ICIN. Lower and upper bounds for the prediction interval for a single observation. A lowerbound LICIN and an upperbound UICIN are generated. The default confidence interval is 95%. The confidence interval can be reset with the CIN subcommand. 10

1 Hoaglin, D. C., and R. E. Welsch. 1978. The hat matrix in regression and ANOVA. American Statistician, 32, 17-22.
2 Cook, R. D. 1977. Detection of influential observations in linear regression. Technometrics, 19, 15-18.
3 Velleman, P. F., and R. E. Welsch. 1981. Efficient computing of regression diagnostics. American Statistician, 35, 234-242.

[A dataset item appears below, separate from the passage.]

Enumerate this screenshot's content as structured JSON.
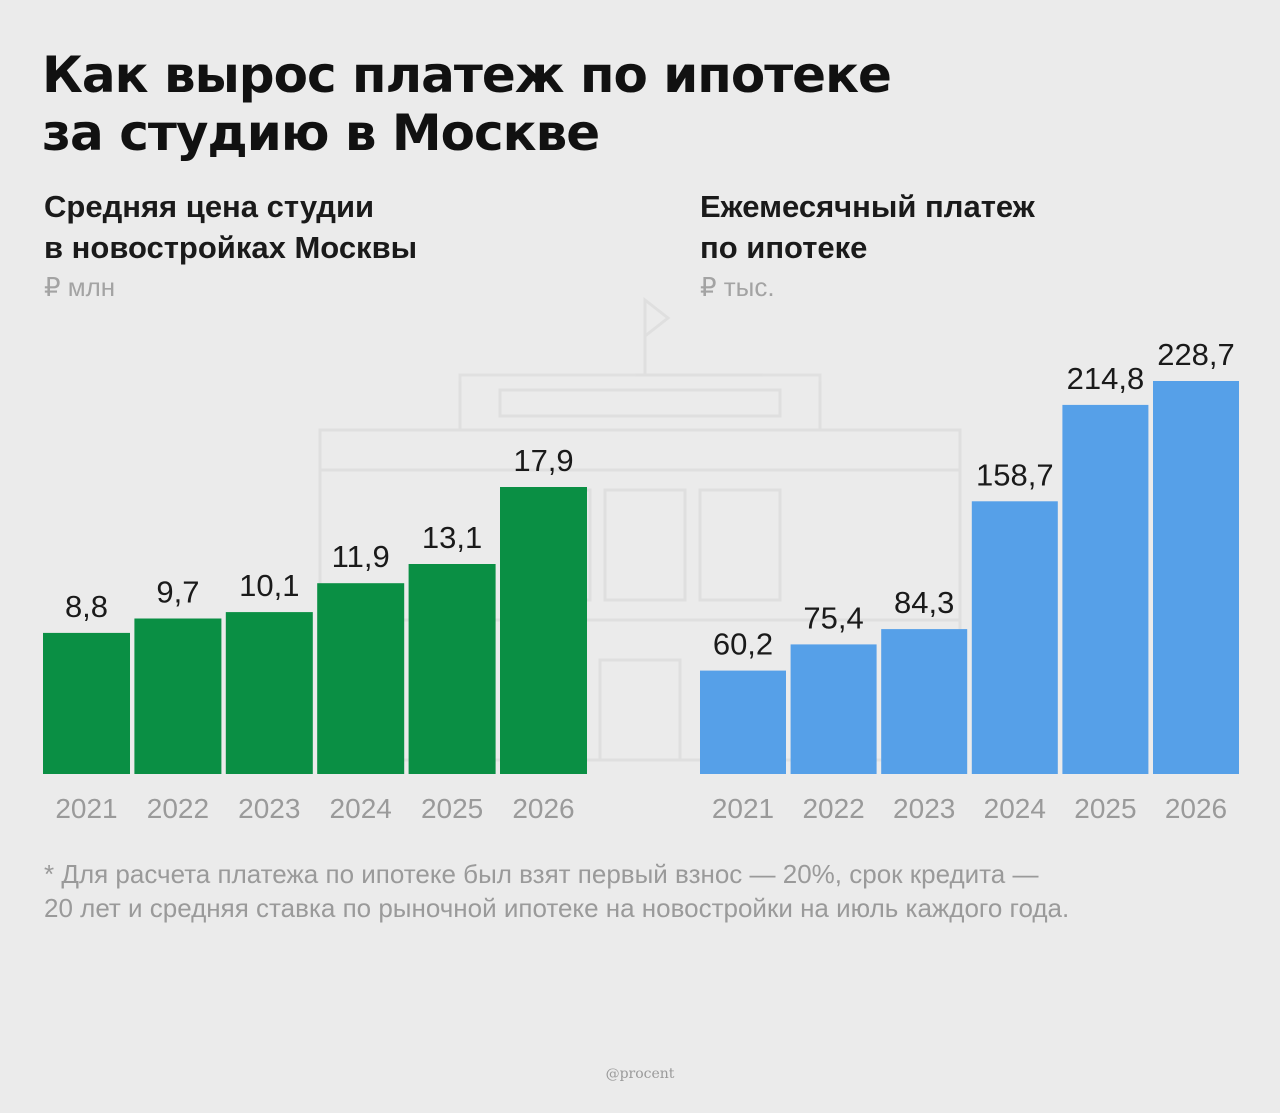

4 Belsley, D. A., E. Kuh, and R. E. Welsch. 1980. Regression diagnostics: Identifying influential data and sources of collinearity. New York: John Wiley and Sons.

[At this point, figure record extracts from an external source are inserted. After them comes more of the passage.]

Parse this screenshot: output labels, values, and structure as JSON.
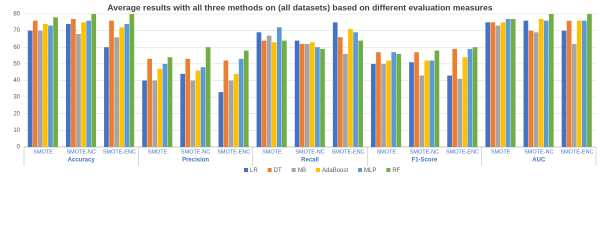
{
  "chart_data": {
    "type": "bar",
    "title": "Average results with all three methods on (all datasets) based on different evaluation measures",
    "categories": [
      "SMOTE",
      "SMOTE-NC",
      "SMOTE-ENC",
      "SMOTE",
      "SMOTE-NC",
      "SMOTE-ENC",
      "SMOTE",
      "SMOTE-NC",
      "SMOTE-ENC",
      "SMOTE",
      "SMOTE-NC",
      "SMOTE-ENC",
      "SMOTE",
      "SMOTE-NC",
      "SMOTE-ENC"
    ],
    "groups": [
      "Accuracy",
      "Precision",
      "Recall",
      "F1-Score",
      "AUC"
    ],
    "series": [
      {
        "name": "LR",
        "color": "#4472c4",
        "values": [
          70,
          74,
          60,
          40,
          44,
          33,
          69,
          64,
          75,
          50,
          51,
          43,
          75,
          76,
          70
        ]
      },
      {
        "name": "DT",
        "color": "#ed7d31",
        "values": [
          76,
          77,
          76,
          53,
          53,
          52,
          64,
          62,
          66,
          57,
          57,
          59,
          75,
          70,
          76
        ]
      },
      {
        "name": "NB",
        "color": "#a5a5a5",
        "values": [
          70,
          68,
          66,
          40,
          40,
          40,
          67,
          62,
          56,
          50,
          43,
          41,
          73,
          69,
          62
        ]
      },
      {
        "name": "AdaBoost",
        "color": "#ffc000",
        "values": [
          74,
          75,
          72,
          47,
          46,
          44,
          63,
          63,
          71,
          52,
          52,
          54,
          75,
          77,
          76
        ]
      },
      {
        "name": "MLP",
        "color": "#5b9bd5",
        "values": [
          73,
          76,
          74,
          50,
          48,
          53,
          72,
          60,
          69,
          57,
          52,
          59,
          77,
          76,
          76
        ]
      },
      {
        "name": "RF",
        "color": "#70ad47",
        "values": [
          78,
          80,
          80,
          54,
          60,
          58,
          64,
          59,
          64,
          56,
          58,
          60,
          77,
          80,
          80
        ]
      }
    ],
    "ylim": [
      0,
      80
    ],
    "yticks": [
      0,
      10,
      20,
      30,
      40,
      50,
      60,
      70,
      80
    ],
    "grid": true
  }
}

5 Belsley, D. A., E. Kuh, and R. E. Welsch. 1980. Regression diagnostics: Identifying influential data and sources of collinearity. New York: John Wiley and Sons.
6 Belsley, D. A., E. Kuh, and R. E. Welsch. 1980. Regression diagnostics: Identifying influential data and sources of collinearity. New York: John Wiley and Sons.
7 Belsley, D. A., E. Kuh, and R. E. Welsch. 1980. Regression diagnostics: Identifying influential data and sources of collinearity. New York: John Wiley and Sons.
8 Belsley, D. A., E. Kuh, and R. E. Welsch. 1980. Regression diagnostics: Identifying influential data and sources of collinearity. New York: John Wiley and Sons.
9 Dillon, W. R., and M. Goldstein. 1984. Multivariate analysis: Methods and applications. New York: John Wiley and Sons.
10 Dillon, W. R., and M. Goldstein. 1984. Multivariate analysis: Methods and applications. New York: John Wiley and Sons.